On 3/26/14 11:48 , David Raila wrote:
>
>       I have a machine with 6 axes and non-trivial kinematics, and
> currently I am only currently using inverse kinematics.
> The constraint is such that some joints must be moved exclusively of
> others for the machine to be deterministic,
> i.e. if joints that need to be exclusive are moved simultaneously, the
> position of the machine becomes unstable.
> For example the machine can move X,Y,Z simultaneously, but motion of any
> of A,B,C must be exclusive, i.e. only
> one of A,B,C can be in motion at a time, and during that motion X,Y,Z
> must be fixed.

Hi David, that sounds like a neat machine!  Got any pictures or videos?

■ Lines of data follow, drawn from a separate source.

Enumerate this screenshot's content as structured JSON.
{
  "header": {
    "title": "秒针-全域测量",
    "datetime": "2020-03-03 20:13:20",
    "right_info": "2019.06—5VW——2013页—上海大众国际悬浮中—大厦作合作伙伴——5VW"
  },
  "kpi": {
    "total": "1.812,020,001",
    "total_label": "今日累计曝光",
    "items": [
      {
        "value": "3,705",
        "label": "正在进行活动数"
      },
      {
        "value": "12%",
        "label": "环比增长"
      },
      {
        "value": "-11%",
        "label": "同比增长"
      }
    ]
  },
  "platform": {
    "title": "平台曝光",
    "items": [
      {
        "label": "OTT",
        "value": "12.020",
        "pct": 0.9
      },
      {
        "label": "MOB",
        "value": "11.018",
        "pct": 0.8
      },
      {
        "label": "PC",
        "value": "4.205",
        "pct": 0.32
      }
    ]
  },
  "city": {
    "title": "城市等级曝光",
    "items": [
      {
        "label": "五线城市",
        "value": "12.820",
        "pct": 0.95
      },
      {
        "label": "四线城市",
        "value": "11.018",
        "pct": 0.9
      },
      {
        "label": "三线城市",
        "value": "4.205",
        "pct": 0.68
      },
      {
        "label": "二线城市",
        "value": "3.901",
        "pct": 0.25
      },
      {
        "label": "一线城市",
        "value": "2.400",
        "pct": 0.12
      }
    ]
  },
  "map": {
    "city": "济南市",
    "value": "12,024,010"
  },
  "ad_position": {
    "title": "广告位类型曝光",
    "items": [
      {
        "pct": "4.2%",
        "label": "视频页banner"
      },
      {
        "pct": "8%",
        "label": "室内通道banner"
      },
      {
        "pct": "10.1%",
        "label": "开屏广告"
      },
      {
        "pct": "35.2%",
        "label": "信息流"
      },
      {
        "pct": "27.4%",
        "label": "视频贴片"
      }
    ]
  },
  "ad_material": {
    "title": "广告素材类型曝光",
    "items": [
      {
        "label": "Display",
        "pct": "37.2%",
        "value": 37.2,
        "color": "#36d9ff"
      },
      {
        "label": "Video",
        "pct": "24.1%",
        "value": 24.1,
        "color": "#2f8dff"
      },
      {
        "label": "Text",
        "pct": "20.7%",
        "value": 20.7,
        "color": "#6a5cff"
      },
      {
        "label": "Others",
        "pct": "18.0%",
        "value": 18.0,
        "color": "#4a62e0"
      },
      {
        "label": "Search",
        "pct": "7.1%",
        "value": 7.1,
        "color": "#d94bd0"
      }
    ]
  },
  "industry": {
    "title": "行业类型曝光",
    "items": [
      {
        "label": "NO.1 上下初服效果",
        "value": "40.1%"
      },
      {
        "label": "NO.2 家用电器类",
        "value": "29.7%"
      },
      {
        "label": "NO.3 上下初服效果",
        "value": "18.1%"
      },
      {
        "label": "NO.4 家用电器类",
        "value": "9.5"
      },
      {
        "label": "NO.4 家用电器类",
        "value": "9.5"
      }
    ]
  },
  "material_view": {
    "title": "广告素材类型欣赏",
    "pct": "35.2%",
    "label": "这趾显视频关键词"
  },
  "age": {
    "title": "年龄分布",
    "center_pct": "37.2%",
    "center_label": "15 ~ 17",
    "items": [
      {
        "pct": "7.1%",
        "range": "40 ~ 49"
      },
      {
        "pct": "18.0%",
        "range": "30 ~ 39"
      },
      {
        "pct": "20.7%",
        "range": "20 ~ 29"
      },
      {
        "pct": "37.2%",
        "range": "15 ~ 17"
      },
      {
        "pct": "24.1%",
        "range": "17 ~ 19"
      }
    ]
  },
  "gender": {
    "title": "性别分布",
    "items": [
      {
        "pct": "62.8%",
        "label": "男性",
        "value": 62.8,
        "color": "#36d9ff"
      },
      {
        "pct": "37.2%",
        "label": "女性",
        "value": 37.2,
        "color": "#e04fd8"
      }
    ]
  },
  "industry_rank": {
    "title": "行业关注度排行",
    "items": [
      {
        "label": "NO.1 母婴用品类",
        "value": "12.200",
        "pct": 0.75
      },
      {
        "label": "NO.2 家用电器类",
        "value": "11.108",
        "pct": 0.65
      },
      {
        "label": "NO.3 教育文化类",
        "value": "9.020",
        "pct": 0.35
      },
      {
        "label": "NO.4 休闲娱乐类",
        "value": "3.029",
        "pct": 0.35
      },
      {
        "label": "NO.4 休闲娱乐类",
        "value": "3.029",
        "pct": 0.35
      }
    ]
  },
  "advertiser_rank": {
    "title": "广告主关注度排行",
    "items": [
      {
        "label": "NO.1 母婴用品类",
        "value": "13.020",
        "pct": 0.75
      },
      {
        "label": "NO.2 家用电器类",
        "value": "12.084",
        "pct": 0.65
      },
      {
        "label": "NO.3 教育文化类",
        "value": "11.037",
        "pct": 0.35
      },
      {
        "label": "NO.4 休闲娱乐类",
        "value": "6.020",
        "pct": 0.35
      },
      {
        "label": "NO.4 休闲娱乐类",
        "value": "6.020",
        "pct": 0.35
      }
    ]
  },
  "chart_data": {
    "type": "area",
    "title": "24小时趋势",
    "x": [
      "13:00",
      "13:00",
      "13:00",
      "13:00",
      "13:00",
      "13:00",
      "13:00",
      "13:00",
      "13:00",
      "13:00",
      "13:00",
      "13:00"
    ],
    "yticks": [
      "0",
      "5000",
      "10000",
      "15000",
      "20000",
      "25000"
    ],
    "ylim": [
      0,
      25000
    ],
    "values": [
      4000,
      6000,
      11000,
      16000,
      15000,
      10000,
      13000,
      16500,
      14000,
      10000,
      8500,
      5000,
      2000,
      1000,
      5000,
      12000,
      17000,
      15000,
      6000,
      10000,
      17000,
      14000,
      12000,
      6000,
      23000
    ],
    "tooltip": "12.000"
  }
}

>       One way to accomplish this is to only give the machine G-codes that
> conform to the constraints by splitting
> XYZABC motions into multiple serialized motions - say a sequence of XYZ
> then A, then B, then C, and this will
> work for the applications of this particular machine, but I'd prefer a
> more generalized solution where it is possible
> to have 'smooth', or nearly smooth motion in 6 axes.
>
>       I am wondering if this can be accomplished by building the
> constraints into the kinematics code, which would
> do something along the lines of a 'round robin' of the conflicting joint
> positions, where the returned joint positions
> would only contain non-conflicting positions in a round-robin fashion.
> If the machine cycle is fast enough, the motion
> should be nearly smooth while avoiding conflicting joint moves that
> would be unstable.

That seems like it could work.

As you know, when the trajectory planner sees a move like "G0 X10 A45", 
it's going to emit a sequence of waypoints that smoothly move both X and 
A simultaneously to their programmed endpoints.

Maybe you could increase your ferror limits and then teach your kins to 
round-robin the axes, for example by moving just the axis that's the 
farthest from its current target, on each cycle of the motion controller.

I'm not sure how that would interact with machine accel limits etc, but 
i dont see any fundamental reason why it wouldnt work.